Poster Presentation 29th Lorne Cancer Conference 2017

Circulating tumor DNA analysis and functional imaging provide complementary approaches for comprehensive disease monitoring in metastatic melanoma (#289)

Stephen Q Wong 1 , Jeanette M Raleigh 1 , Jason Callahan 1 , Ismael A Vergara 1 , Sarah Ftouni 1 , Athena Hatzimihalis 1 , Andrew J Colebatch 1 , Jason Li 1 , Tim Semple 1 , Ken Doig 1 , Chris Mintoff 1 , Devbarna Sinha 1 , Paul Yeh 1 , Maria Joao Silva 1 , Kathryn Alsop 1 , Heather Thorne 1 , David D Bowtell 1 , David Gyorki 1 , Gisela Mir 1 , Carleen Cullinane 1 , Damien Kee 1 , Benjamin Brady 1 , Fergal Kelleher 1 , Mark A Dawson 1 , Tony Papenfuss 1 , Mark Shackleton 1 , Rod Hicks 1 , Grant A McArthur 1 , Shahneen Sandhu 1 , Sarah-Jane Dawson 1
  1. Peter MacCallum Cancer Centre, Melbourne, VICTORIA, Australia

Background. Circulating tumor DNA (ctDNA) allows non-invasive molecular disease monitoring across a range of malignancies.
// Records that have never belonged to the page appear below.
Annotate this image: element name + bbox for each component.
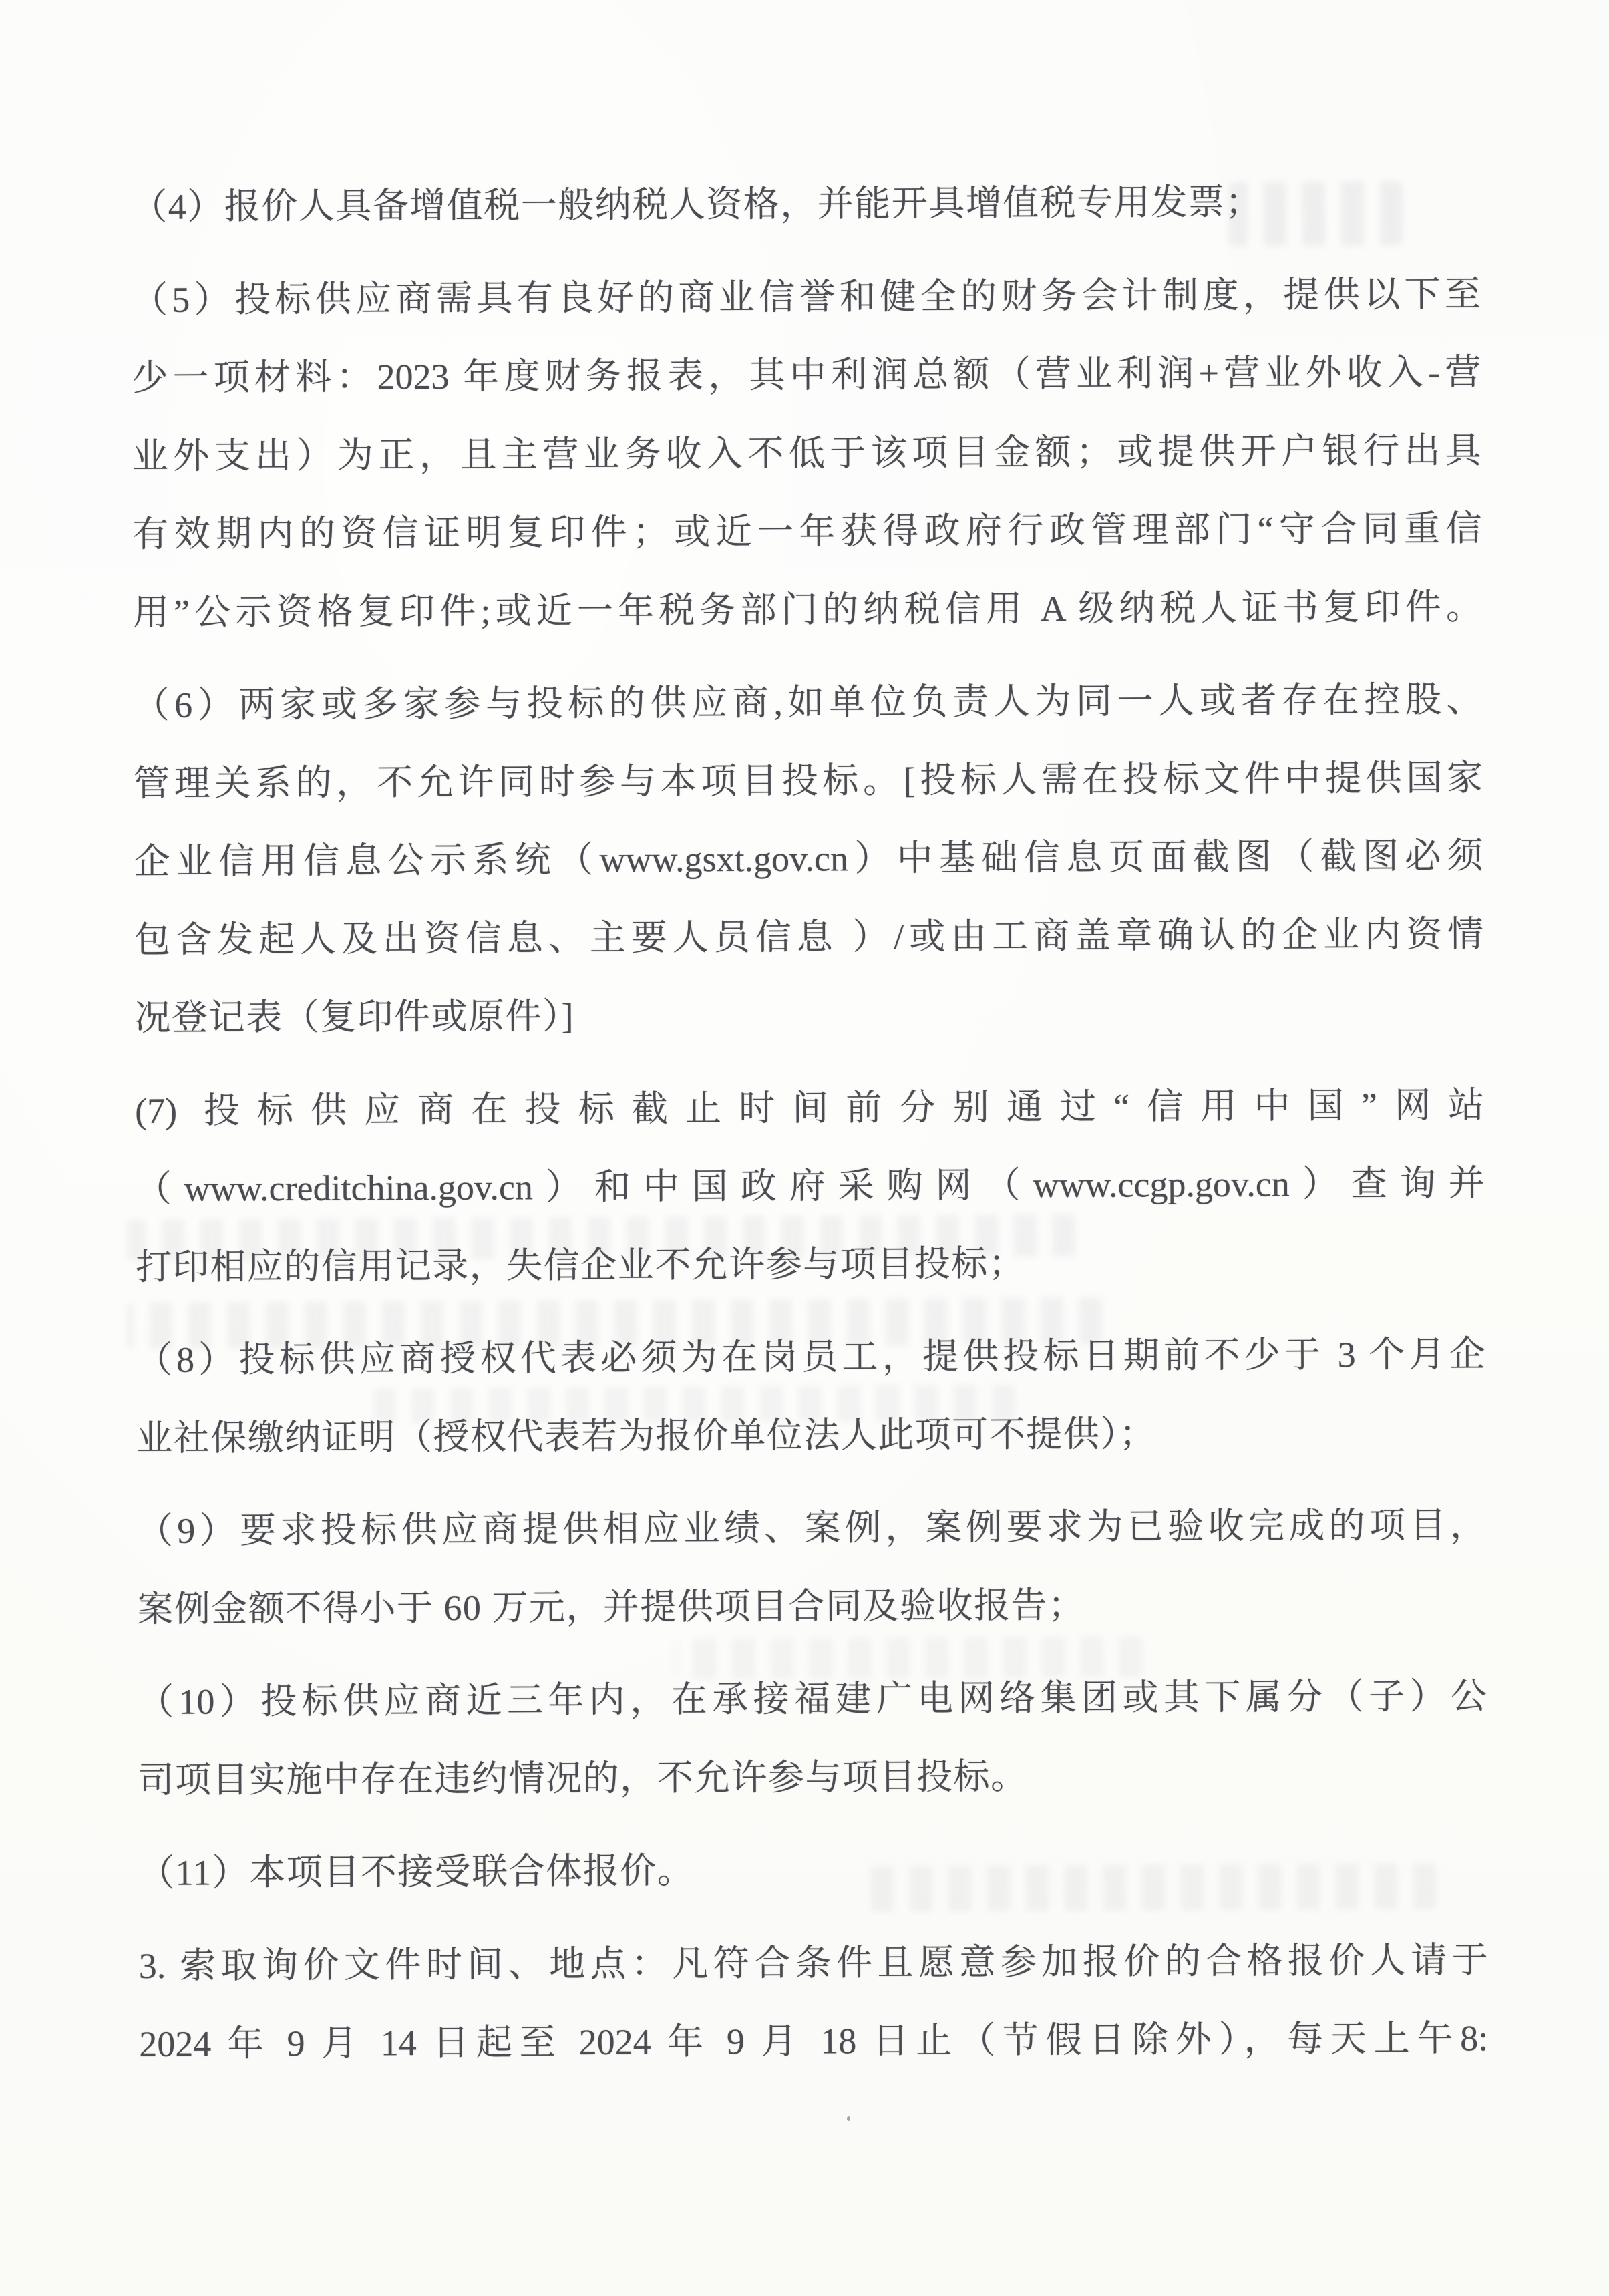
clause-10-line2: 司项目实施中存在违约情况的，不允许参与项目投标。 [138,1736,1487,1820]
scan-speck [847,2116,850,2121]
clause-5-line3: 业外支出）为正，且主营业务收入不低于该项目金额；或提供开户银行出具 [132,412,1481,496]
clause-5-line2: 少一项材料：2023 年度财务报表，其中利润总额（营业利润+营业外收入-营 [132,333,1481,418]
clause-6-line3: 企业信用信息公示系统（www.gsxt.gov.cn）中基础信息页面截图（截图必… [134,817,1483,901]
clause-9-line1: （9）要求投标供应商提供相应业绩、案例，案例要求为已验收完成的项目， [137,1486,1486,1571]
clause-6-line1: （6）两家或多家参与投标的供应商,如单位负责人为同一人或者存在控股、 [133,661,1482,745]
clause-5-line5: 用”公示资格复印件;或近一年税务部门的纳税信用 A 级纳税人证书复印件。 [133,568,1482,652]
document-text: （4）报价人具备增值税一般纳税人资格，并能开具增值税专用发票； （5）投标供应商… [131,162,1488,2084]
clause-8-line2: 业社保缴纳证明（授权代表若为报价单位法人此项可不提供）； [136,1393,1485,1478]
section-3-line1: 3. 索取询价文件时间、地点：凡符合条件且愿意参加报价的合格报价人请于 [138,1921,1487,2005]
document-page: （4）报价人具备增值税一般纳税人资格，并能开具增值税专用发票； （5）投标供应商… [0,0,1609,2296]
clause-10-line1: （10）投标供应商近三年内，在承接福建广电网络集团或其下属分（子）公 [138,1657,1487,1742]
clause-8-line1: （8）投标供应商授权代表必须为在岗员工，提供投标日期前不少于 3 个月企 [136,1315,1485,1400]
clause-7-line2: （www.creditchina.gov.cn）和中国政府采购网（www.ccg… [135,1144,1484,1228]
clause-5-line4: 有效期内的资信证明复印件；或近一年获得政府行政管理部门“守合同重信 [132,490,1481,574]
clause-6-line2: 管理关系的，不允许同时参与本项目投标。[投标人需在投标文件中提供国家 [134,739,1483,823]
clause-5-line1: （5）投标供应商需具有良好的商业信誉和健全的财务会计制度，提供以下至 [132,255,1481,339]
section-3-line2: 2024 年 9 月 14 日起至 2024 年 9 月 18 日止（节假日除外… [139,1999,1488,2084]
clause-7-line1: (7) 投标供应商在投标截止时间前分别通过“信用中国”网站 [135,1066,1484,1150]
clause-7-line3: 打印相应的信用记录，失信企业不允许参与项目投标； [136,1222,1485,1307]
clause-6-line4: 包含发起人及出资信息、主要人员信息 ）/或由工商盖章确认的企业内资情 [134,895,1483,979]
clause-6-line5: 况登记表（复印件或原件）] [134,973,1483,1057]
clause-11: （11）本项目不接受联合体报价。 [138,1828,1487,1913]
clause-9-line2: 案例金额不得小于 60 万元，并提供项目合同及验收报告； [137,1565,1486,1649]
clause-4: （4）报价人具备增值税一般纳税人资格，并能开具增值税专用发票； [131,162,1480,247]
In metastatic melanoma, the extent to which ctDNA reflects changes in metabolic disease burden assessed by [18F]-fluoro-2-deoxyglucose (FDG)-positron emission tomography (PET) is unknown. We sought to assess the role of ctDNA analysis in combination with FDG-PET, to monitor tumor burden and genomic heterogeneity throughout treatment.

Methods. We performed a comprehensive analysis of serial ctDNA and FDG-PET in fifty-two patients receiving systemic therapy for metastatic melanoma. Next generation sequencing and digital PCR were used to analyse ctDNA across 312 serial plasma samples. 
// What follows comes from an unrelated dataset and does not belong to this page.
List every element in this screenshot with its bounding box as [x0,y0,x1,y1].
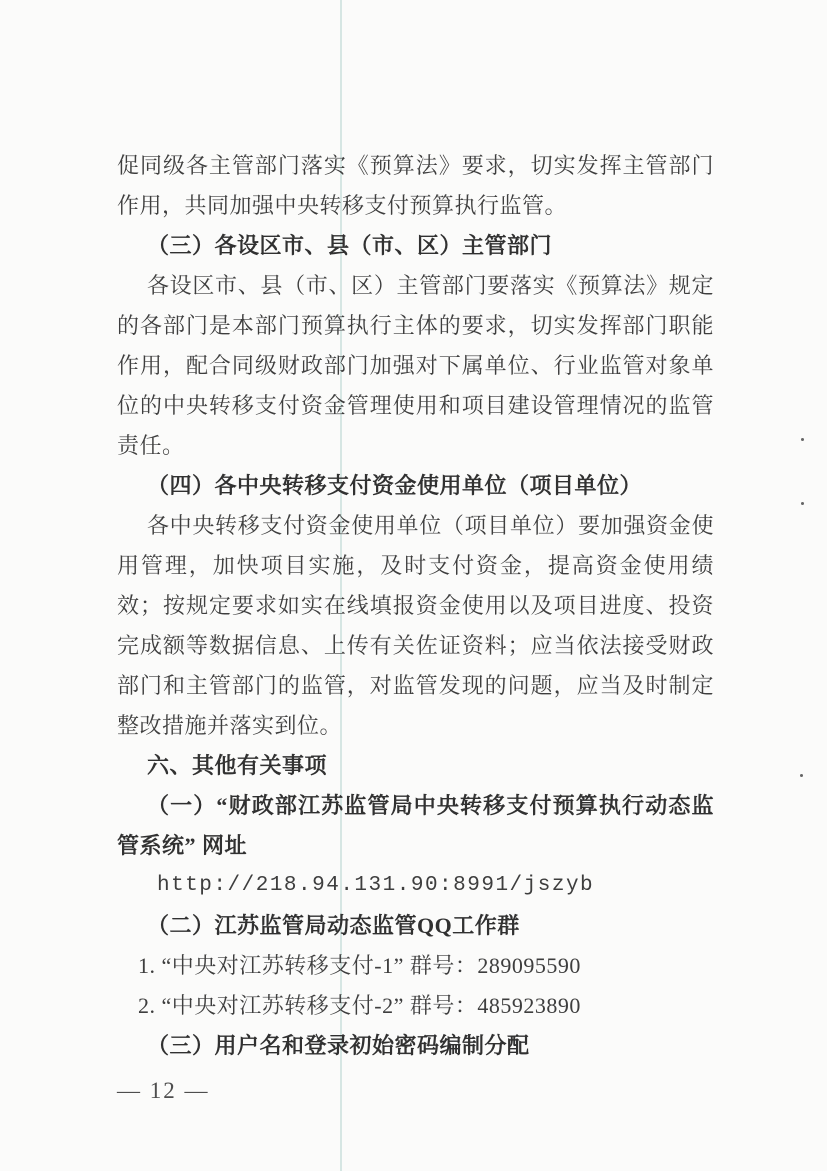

Results. ctDNA levels were monitored in patients with BRAF mutant, NRAS mutant and “wildtype” disease. BRAF and NRAS ctDNA levels correlated closely with changes in metabolic disease burden throughout treatment with both targeted and immunotherapies. TERT-promoter mutant ctDNA levels also paralleled changes in tumor burden providing an alternative marker for disease monitoring. Notably, subcutaneous and cerebral disease sites were not well represented in plasma, even in cases with substantial disease burden observed by FDG-PET. Early changes in ctDNA and metabolic disease burden were important indicators of treatment response. Patients with an early decrease in ctDNA post treatment had improved progression free survival compared to patients in whom ctDNA levels remained unchanged or increased over time (HR 2.6, p=0.05). In patients with disease progression, ctDNA analysis contributed key molecular information through the identification of putative resistance mechanisms to targeted therapy. A detailed comparison of the genomic architecture of plasma and multi-regional tumor biopsies at autopsy in three cases revealed the ability of ctDNA to comprehensively capture genomic heterogeneity across multiple disease sites. 

Conclusions. Together, our findings highlight the powerful role of ctDNA in metastatic melanoma as a complementary modality to functional imaging allowing real-time monitoring of both tumor burden and genomic changes throughout therapy.